Robyn and Stephen had lived together as a couple for about 15 years since about 1996 until her death; in a home unit which was owned by Robyn estimated at $245,000 at her death, it was the major asset of the estate.
Stephen continued to reside at the property. He married in 2016 and his new wife and her children subsequently moved into the house and continued to live there.
The property remained registered in Robyn’s name and could not be sold or otherwise dealt with without both Stephen and Shane reaching an agreement. Protracted negotiations between them as to the sale of the coastal property or its purchase by the de facto spouse had failed.

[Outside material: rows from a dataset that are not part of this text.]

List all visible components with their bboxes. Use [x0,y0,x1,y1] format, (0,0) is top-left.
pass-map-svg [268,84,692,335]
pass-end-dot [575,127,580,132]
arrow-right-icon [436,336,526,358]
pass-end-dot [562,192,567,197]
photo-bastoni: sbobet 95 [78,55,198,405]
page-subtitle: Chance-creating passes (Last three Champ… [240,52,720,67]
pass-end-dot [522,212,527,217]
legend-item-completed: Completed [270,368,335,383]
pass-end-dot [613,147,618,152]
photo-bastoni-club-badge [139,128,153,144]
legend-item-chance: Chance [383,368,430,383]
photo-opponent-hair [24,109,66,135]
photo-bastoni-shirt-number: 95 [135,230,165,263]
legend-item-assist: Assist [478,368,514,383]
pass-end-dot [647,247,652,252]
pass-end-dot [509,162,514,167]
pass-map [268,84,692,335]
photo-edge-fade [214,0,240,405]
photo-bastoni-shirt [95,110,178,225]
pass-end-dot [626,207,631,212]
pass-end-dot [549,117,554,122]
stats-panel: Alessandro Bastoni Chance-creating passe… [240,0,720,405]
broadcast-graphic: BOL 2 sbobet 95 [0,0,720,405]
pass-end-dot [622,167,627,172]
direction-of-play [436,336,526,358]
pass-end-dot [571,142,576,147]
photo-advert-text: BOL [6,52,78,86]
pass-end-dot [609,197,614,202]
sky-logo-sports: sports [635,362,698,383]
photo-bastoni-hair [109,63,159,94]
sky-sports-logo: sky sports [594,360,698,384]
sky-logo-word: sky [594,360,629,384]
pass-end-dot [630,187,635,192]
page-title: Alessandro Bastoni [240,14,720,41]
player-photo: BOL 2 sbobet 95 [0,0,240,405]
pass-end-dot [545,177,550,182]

Shane commenced proceedings in November 2017 seeking an order that Stephen be removed as co-executor claiming Stephen had prevented Robyn’s estate from being finalised; and sought an order that Stephen vacate the property in order that it be sold. Shane argued that by in continuing to reside in the property without an entitlement Stephen had wrongfully interfered with the estate’s property rights.
Stephen filed a cross-claim in the court contesting the will, seeking a family provision order that as Robyn’s defacto partner he should receive the whole of the coastal property because it had become his home over the years.
The court accepted that the due and proper administration of Robyn’s estate had been prevented by Stephen’s actions. As executor, Stephen was obliged to consider the interests of all the beneficiaries and just his own interests.
Importantly the court considered that as the proceedings were commenced and Shane and Stephen were unable to resolve the matter, there was no realistic expectation they would work together to finalise the estate.
In NSW unless the affected parties consent or otherwise without sufficient cause being shown for the delay a family provision claim must be commenced within 12 months after a deceased person’s death.
The court considered that as Stephen made the claim almost seven years after Robyn died and had sought legal advice from a number of solicitors during that period did not show sufficient cause. Similarly, the other beneficiaries would suffer prejudice if the court allowed the claim and the court believed that Stephen’s claim was not likely to succeed.
Although Stephen’s financial circumstances were not as strong as the other beneficiaries the court believed that as he had remained in occupation at the property, rent free, for approximately seven years, it was not satisfied that he was not adequately and properly provided for by Robyn’s will.